NanoString® Technologies has secured an option to an exclusive worldwide license for a 186-gene signature that could be used to determine the prognosis of patients diagnosed with the most common type of liver cancer, hepatocellular carcinoma (HCC), or with hepatitis C-related early-stage cirrhosis. NanoString secured the option from The Broad Institute, acting on behalf of the inventors’ institutions. During the period in which the option can be exercised, NanoString plans to assess the feasibility of developing an in vitro diagnostic assay based on the HCC gene signature for use on the nCounter® analysis system.

“This platform could provide the multiplexed gene expression capabilities needed for clinical diagnostic use of this HCC gene signature, especially given the potential for a large-scale global surveillance testing opportunity,” said Yujin Hoshida, M.D., Ph.D., who led the discovery of the signature while a postdoctoral fellow in the laboratory of Broad Institute CSO Todd Golub, M.D., and is on the faculty at Mount Sinai.

A paper in the New England Journal of Medicine in 2008 by Hoshida, et al, described the HCC gene signature in connection with a method for conducting gene expression analysis on RNA extracted from liver tissue adjacent to HCC tumors. Using this method, the authors discovered a 186-gene signature that identifies those HCC patients who have a poor prognosis because of a high rate of recurrence after primary treatment. This gene signature was highly correlated with survival in a training set of 82 Japanese patients and was validated in an independent set of 225 patients from the United States and Europe. A paper recently published online in Gastroenterology by Hoshida et al, demonstrated that this same 186-gene signature also identifies those patients with hepatitis C-related early-stage cirrhosis who have a poor prognosis because of their high rate of developing HCC.

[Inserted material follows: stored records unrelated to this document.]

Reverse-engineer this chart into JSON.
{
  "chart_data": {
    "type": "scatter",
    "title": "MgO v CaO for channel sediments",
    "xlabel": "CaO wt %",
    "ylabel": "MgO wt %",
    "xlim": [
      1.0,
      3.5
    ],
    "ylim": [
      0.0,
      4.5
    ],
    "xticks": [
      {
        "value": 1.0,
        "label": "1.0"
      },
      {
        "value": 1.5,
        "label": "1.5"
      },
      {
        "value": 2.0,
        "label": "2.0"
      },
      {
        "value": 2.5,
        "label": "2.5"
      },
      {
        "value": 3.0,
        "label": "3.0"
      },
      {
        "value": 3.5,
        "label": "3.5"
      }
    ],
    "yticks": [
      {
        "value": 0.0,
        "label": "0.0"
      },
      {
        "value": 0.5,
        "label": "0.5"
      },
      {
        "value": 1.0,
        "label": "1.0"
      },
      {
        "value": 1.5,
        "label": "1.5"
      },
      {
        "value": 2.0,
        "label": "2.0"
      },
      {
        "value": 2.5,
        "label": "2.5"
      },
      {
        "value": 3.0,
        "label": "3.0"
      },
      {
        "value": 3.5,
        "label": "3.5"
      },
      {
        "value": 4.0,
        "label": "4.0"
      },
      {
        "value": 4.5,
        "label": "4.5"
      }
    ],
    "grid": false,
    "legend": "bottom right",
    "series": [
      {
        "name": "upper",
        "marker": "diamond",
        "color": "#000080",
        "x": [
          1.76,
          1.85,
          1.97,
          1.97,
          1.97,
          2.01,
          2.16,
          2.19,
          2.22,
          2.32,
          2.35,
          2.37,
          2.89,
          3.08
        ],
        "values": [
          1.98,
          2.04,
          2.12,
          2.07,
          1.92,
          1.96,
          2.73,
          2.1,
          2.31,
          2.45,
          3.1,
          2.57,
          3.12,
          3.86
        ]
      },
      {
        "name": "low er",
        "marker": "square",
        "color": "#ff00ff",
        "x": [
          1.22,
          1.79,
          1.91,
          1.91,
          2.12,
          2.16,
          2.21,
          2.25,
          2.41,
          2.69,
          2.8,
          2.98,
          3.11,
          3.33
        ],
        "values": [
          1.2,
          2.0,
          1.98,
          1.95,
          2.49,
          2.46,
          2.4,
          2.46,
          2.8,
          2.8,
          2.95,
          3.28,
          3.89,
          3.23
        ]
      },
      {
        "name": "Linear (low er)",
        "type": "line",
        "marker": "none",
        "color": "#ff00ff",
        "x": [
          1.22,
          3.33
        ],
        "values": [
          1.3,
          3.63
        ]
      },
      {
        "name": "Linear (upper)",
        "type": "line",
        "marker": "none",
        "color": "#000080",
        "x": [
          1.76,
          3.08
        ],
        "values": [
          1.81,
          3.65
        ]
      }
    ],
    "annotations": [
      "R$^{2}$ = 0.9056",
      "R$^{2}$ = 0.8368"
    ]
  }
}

“By identifying those HCC patients who are at the greatest risk of recurrence, doctors may choose to monitor these patients more regularly or to enter them into clinical trials in the adjuvant setting to reduce the risk of HCC recurrence,” said Josep M. Llovet, M.D., professor of medicine and director of the HCC Program, Liver Diseases, Mount Sinai; professor ICREA at IDIBAPS-Hospital Clínic; and a co-inventor of the HCC gene signature. “The signature also identifies patients with hepatitis C-related early-stage cirrhosis at high risk of developing HCC who are good candidates for entry into surveillance programs or clinical trials of new agents in the chemo-preventive setting.”

The HCC gene signature was invented by Dr. Golub and a group of researchers from the Dana-Farber Cancer Institute, the Icahn Sinai School of Medicine at Mount Sinai, Massachusetts General Hospital, Massachusetts Institute of Technology, The Hospital Clínic of Barcelona, Institut d’Investigacions Biomèdiques August Pi i Sunyer (IDIBAPS), Institució Catalana de Recarca i Estudis Avançats (ICREA), and Centro de Investigación Biomédica en Red de Enfermedades Hepáticas y Digestivas (CIBERehd).